Das vierte Konzert in einem gleichermaßen privaten und idyllischen Konzertrahmen gewährte die Familie von Fürstenberg auf ihrem Anwesen. Hier lud Dekanatskantor Stephan Wenzel (Orgel/Klavier) mit seiner Frau Carla (Gesang) und Nelli Hein (Viola) zu einem Haus- und Gesprächskonzert ein. Dabei war dieser Abend räumlich zweigeteilt. Zunächst stand die historische barocke Orgel in der Kapelle im Focus. Hier musizierten die drei Musiker zunächst auf der Empore (wobei auch das Publikum hier Platz nahm und die Nähe zu den Ausführenden genoss). Stephan Wenzel eröffnete solistisch mit einem Rigaudon von G. Muffat mit großer Spielfreude den Abend, bevor er dann in den folgenden Stücken von J.C. Pepusch („Love frowns in beauteous Myra´s eyes“ für Gesang und Viola) und G.F. Händel (Sonate g-moll für Viola und b.c.) die Begleitung übernahm. Im angrenzenden Kapitelsaal des Anwesens wurden die Zuhörerinnen und Zuhörer anschließend in die Welt der musikalischen Romantik geführt, wobei das abwechslungsreiche und klug durchdachte Programm durch den steten Besetzungswechsel kurzweilige niveauvolle Unterhaltung bot. Neben den drei Kunstliedern von R. Schumann („Auf einer Burg“, „In der Fremde“, „Die Stille“) erklang hier Schuberts „Adagio“ (aus der Arpeggione Sonate für Viola und Klavier) und führte in eine stimmungsvolle Atmosphäre. In besonderer Weise überzeugten Nelli Hein und Carla Wenzel beim Vortrag der beiden Vertonungen von G.Holst („Jesu sweet“, „My Leman is so true of love“) durch das spieltechnisch anspruchsvolle Violinspiel und einer warmen klangvollen Stimme. Dies gilt ebenso für die beiden Stücke von G. Fauré („Au bord de léau“, „Le Papillon et la Fleur“), bei denen Stephan Wenzel den Klavierpart im perfekten Zusammenspiel mit seiner Frau in beeindruckender Weise meisterte. Mit der „Romanze“ von G. Henschel verabschiedeten sich die drei Musiker und ließen einen Abend mit großem Hörgenuss ausklingen.
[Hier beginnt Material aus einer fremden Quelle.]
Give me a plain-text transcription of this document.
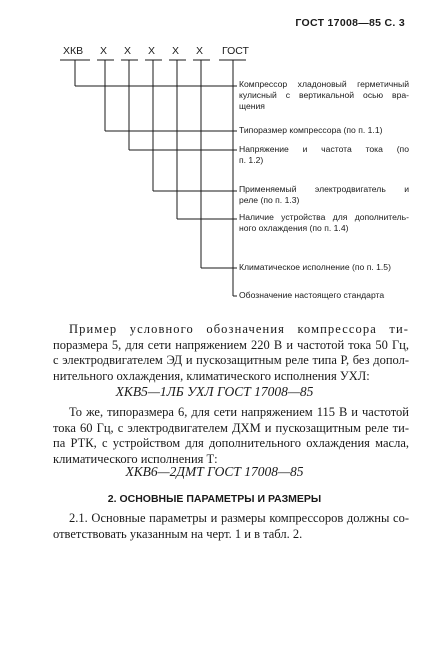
ГОСТ 17008—85 С. 3
ХКВ Х Х Х Х Х ГОСТ
Компрессор хладоновый герметичный
кулисный с вертикальной осью вра-
щения
Типоразмер компрессора (по п. 1.1)
Напряжение и частота тока (по
п. 1.2)
Применяемый электродвигатель и
реле (по п. 1.3)
Наличие устройства для дополнитель-
ного охлаждения (по п. 1.4)
Климатическое исполнение (по п. 1.5)
Обозначение настоящего стандарта
Пример условного обозначения компрессора ти-
поразмера 5, для сети напряжением 220 В и частотой тока 50 Гц,
с электродвигателем ЭД и пускозащитным реле типа Р, без допол-
нительного охлаждения, климатического исполнения УХЛ:
ХКВ5—1ЛБ УХЛ ГОСТ 17008—85
То же, типоразмера 6, для сети напряжением 115 В и частотой
тока 60 Гц, с электродвигателем ДХМ и пускозащитным реле ти-
па РТК, с устройством для дополнительного охлаждения масла,
климатического исполнения Т:
ХКВ6—2ДМТ ГОСТ 17008—85
2. ОСНОВНЫЕ ПАРАМЕТРЫ И РАЗМЕРЫ
2.1. Основные параметры и размеры компрессоров должны со-
ответствовать указанным на черт. 1 и в табл. 2.
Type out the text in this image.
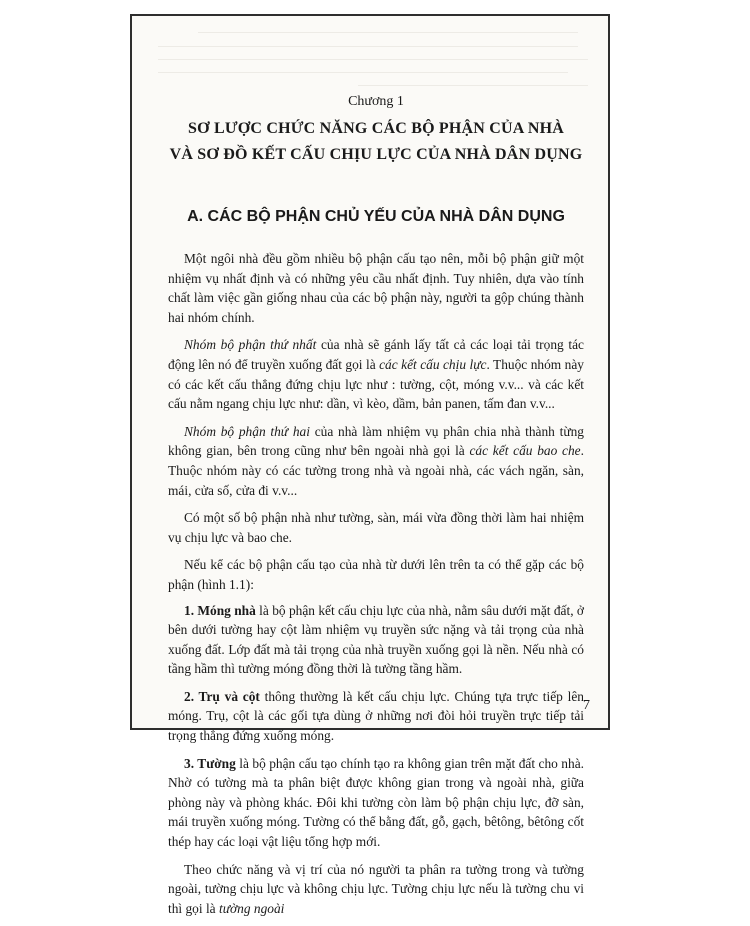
Chương 1
SƠ LƯỢC CHỨC NĂNG CÁC BỘ PHẬN CỦA NHÀ
VÀ SƠ ĐỒ KẾT CẤU CHỊU LỰC CỦA NHÀ DÂN DỤNG
A. CÁC BỘ PHẬN CHỦ YẾU CỦA NHÀ DÂN DỤNG

Một ngôi nhà đều gồm nhiều bộ phận cấu tạo nên, mỗi bộ phận giữ một nhiệm vụ nhất định và có những yêu cầu nhất định. Tuy nhiên, dựa vào tính chất làm việc gần giống nhau của các bộ phận này, người ta gộp chúng thành hai nhóm chính.

Nhóm bộ phận thứ nhất của nhà sẽ gánh lấy tất cả các loại tải trọng tác động lên nó để truyền xuống đất gọi là các kết cấu chịu lực. Thuộc nhóm này có các kết cấu thẳng đứng chịu lực như : tường, cột, móng v.v... và các kết cấu nằm ngang chịu lực như: dần, vì kèo, dầm, bản panen, tấm đan v.v...

Nhóm bộ phận thứ hai của nhà làm nhiệm vụ phân chia nhà thành từng không gian, bên trong cũng như bên ngoài nhà gọi là các kết cấu bao che. Thuộc nhóm này có các tường trong nhà và ngoài nhà, các vách ngăn, sàn, mái, cửa số, cửa đi v.v...

Có một số bộ phận nhà như tường, sàn, mái vừa đồng thời làm hai nhiệm vụ chịu lực và bao che.

Nếu kể các bộ phận cấu tạo của nhà từ dưới lên trên ta có thể gặp các bộ phận (hình 1.1):

1. Móng nhà là bộ phận kết cấu chịu lực của nhà, nằm sâu dưới mặt đất, ở bên dưới tường hay cột làm nhiệm vụ truyền sức nặng và tải trọng của nhà xuống đất. Lớp đất mà tải trọng của nhà truyền xuống gọi là nền. Nếu nhà có tầng hầm thì tường móng đồng thời là tường tầng hầm.

2. Trụ và cột thông thường là kết cấu chịu lực. Chúng tựa trực tiếp lên móng. Trụ, cột là các gối tựa dùng ở những nơi đòi hỏi truyền trực tiếp tải trọng thẳng đứng xuống móng.

3. Tường là bộ phận cấu tạo chính tạo ra không gian trên mặt đất cho nhà. Nhờ có tường mà ta phân biệt được không gian trong và ngoài nhà, giữa phòng này và phòng khác. Đôi khi tường còn làm bộ phận chịu lực, đỡ sàn, mái truyền xuống móng. Tường có thể bằng đất, gỗ, gạch, bêtông, bêtông cốt thép hay các loại vật liệu tổng hợp mới.

Theo chức năng và vị trí của nó người ta phân ra tường trong và tường ngoài, tường chịu lực và không chịu lực. Tường chịu lực nếu là tường chu vi thì gọi là tường ngoài

7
Zum Abschluss der diesjährigen Konzertreihe gastierte das „Trio Piccorgan“, bestehend aus den beiden Trompetern Miguel Conde und Diego Garcia Jiménez sowie dem Organisten Daniel Cardiel, in der Pfarrkirche St. Nikolaus. Mit großer Spielfreude und konzertantem Können brachten sie die leuchtenden Farben barocker Musik in erlesener Qualität zum Klingen und bereiteten den Zuhörerinnen und Zuhörern einen unvergesslichen Hörgenuss, der vielleicht bei dem einen oder anderen Gast schon eine gewisse Vorfreude auf weitere Bürener Kantorei-Konzerte weckte.
Im Anschluss eines jeden Konzertes lud der Förderverein Johann Patroclus Möller Orgel e.V. zu einem Umtrunk ein, der von allen Zuhörerinnen und Zuhörern gerne angenommen wurde. So konnte in entspannter Atmosphäre ein guter Austausch – nicht nur über das gerade beendete Konzert – stattfinden und ließ im Nachklang alle beglückt nach Hause gehen.